Issue (i): Whether estate duty liability could be deducted while valuing unquoted equity shares under the Board's circulars where the liability was not shown in the balance-sheet but was reflected in the directors' report or profit and loss account in later years.
Analysis: The valuation had to be made under the circulars governing unquoted shares by taking the break-up value based on the book value of assets and liabilities disclosed in the accounts and the capitalised value of maintainable profits. The Court accepted that, for the later years, disclosure of the provisional estate duty demand in the directors' report and the balance shown in the profit and loss account formed part of the final accounts and could be taken into account in a commercial sense. For the first year, however, there was no disclosure of the estate duty liability in any of the relevant accounts or reports, and mere notice of death did not amount to disclosure of liability.
Conclusion: Deduction was permissible for the later years to the extent the liability was disclosed in the accounts, but not for the first year; the issue was decided partly in favour of the assessee and partly against the assessee.
Issue (ii): Whether the entire estate duty finally determined, and the notional tax liability on subsidiary profits, were allowable deductions in the share valuation exercise.
Analysis: The Court held that the valuation method required reliance on book value as shown in the balance-sheet and did not permit substitution of a later crystallised or enhanced liability not reflected in the relevant accounts for the valuation date.

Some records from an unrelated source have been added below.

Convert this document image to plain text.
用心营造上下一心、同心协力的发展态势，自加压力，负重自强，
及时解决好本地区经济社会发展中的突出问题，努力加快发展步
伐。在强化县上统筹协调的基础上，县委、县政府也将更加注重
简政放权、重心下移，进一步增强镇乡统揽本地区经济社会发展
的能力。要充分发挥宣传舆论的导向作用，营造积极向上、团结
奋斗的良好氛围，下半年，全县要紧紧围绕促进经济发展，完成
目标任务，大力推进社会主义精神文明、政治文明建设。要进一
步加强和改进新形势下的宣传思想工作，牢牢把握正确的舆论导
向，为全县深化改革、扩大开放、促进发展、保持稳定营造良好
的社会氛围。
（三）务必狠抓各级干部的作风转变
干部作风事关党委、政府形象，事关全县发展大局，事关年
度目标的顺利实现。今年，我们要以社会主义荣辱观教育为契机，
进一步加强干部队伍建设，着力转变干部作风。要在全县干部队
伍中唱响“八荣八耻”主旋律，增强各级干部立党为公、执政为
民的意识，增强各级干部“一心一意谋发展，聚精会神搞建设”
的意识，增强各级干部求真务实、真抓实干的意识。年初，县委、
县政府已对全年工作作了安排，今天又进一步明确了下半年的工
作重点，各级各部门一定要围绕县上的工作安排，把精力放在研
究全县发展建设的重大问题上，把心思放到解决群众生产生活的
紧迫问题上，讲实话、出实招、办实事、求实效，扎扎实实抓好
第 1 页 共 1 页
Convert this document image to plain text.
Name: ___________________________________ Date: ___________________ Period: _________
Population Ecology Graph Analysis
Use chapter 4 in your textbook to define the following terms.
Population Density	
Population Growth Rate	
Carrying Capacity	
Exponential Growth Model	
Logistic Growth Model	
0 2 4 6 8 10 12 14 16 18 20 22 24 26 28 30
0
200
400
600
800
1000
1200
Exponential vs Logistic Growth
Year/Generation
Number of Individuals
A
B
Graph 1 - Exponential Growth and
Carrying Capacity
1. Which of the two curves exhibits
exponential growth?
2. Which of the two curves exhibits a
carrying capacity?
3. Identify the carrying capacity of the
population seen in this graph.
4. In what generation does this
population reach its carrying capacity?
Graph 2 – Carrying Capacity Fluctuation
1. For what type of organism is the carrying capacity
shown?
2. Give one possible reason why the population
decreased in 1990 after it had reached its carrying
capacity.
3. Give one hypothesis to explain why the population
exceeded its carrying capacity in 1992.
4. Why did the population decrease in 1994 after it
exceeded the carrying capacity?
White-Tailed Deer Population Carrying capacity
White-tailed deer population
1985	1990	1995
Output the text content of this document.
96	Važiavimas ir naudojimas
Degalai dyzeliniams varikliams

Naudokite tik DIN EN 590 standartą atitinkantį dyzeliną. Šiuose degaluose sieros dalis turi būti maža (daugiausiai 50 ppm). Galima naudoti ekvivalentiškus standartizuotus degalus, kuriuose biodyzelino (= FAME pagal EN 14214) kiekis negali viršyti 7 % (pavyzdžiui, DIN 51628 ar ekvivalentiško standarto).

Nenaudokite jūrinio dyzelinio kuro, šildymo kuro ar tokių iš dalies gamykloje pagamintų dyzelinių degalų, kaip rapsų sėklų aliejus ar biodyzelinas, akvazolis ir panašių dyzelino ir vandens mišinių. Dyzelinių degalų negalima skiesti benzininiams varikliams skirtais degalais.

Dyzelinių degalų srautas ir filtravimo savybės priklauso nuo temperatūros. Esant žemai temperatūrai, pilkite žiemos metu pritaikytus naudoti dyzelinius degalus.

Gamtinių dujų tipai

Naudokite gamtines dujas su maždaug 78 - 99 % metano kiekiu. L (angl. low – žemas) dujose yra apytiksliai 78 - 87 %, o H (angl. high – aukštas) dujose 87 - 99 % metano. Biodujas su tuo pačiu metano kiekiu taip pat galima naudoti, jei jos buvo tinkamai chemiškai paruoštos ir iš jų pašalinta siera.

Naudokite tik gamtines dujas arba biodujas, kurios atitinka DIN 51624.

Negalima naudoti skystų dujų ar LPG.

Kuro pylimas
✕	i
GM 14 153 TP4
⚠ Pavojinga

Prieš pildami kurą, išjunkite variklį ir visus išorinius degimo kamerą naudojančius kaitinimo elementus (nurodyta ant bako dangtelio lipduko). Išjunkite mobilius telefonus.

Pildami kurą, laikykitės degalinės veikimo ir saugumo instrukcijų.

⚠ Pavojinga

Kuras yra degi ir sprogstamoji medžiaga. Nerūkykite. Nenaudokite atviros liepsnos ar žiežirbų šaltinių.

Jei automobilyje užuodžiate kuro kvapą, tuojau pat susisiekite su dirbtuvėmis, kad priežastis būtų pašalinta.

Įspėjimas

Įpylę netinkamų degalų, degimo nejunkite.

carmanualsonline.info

It also rejected the claim for a further notional tax liability on subsidiary profits, holding that the circulars contemplated consolidation on the basis of the company's own maintainable profits and did not justify an additional notional deduction.
Conclusion: The full estate duty finally determined was not deductible, and the claim for notional tax liability on subsidiary profits was rejected.
Final Conclusion: The share valuation under the wealth-tax circulars had to be made by reference to liabilities disclosed in the relevant accounts, with limited allowance only for the disclosed estate duty liability in the later years; the broader claims for full estate duty and additional notional tax deduction failed.
Ratio Decidendi: Under the prescribed share-valuation circulars, only liabilities disclosed in the relevant accounts for the valuation date can be deducted, and a later crystallised liability cannot be substituted for book value; disclosure in the directors' report and profit and loss account may suffice in a commercial sense only where the liability is otherwise brought on record.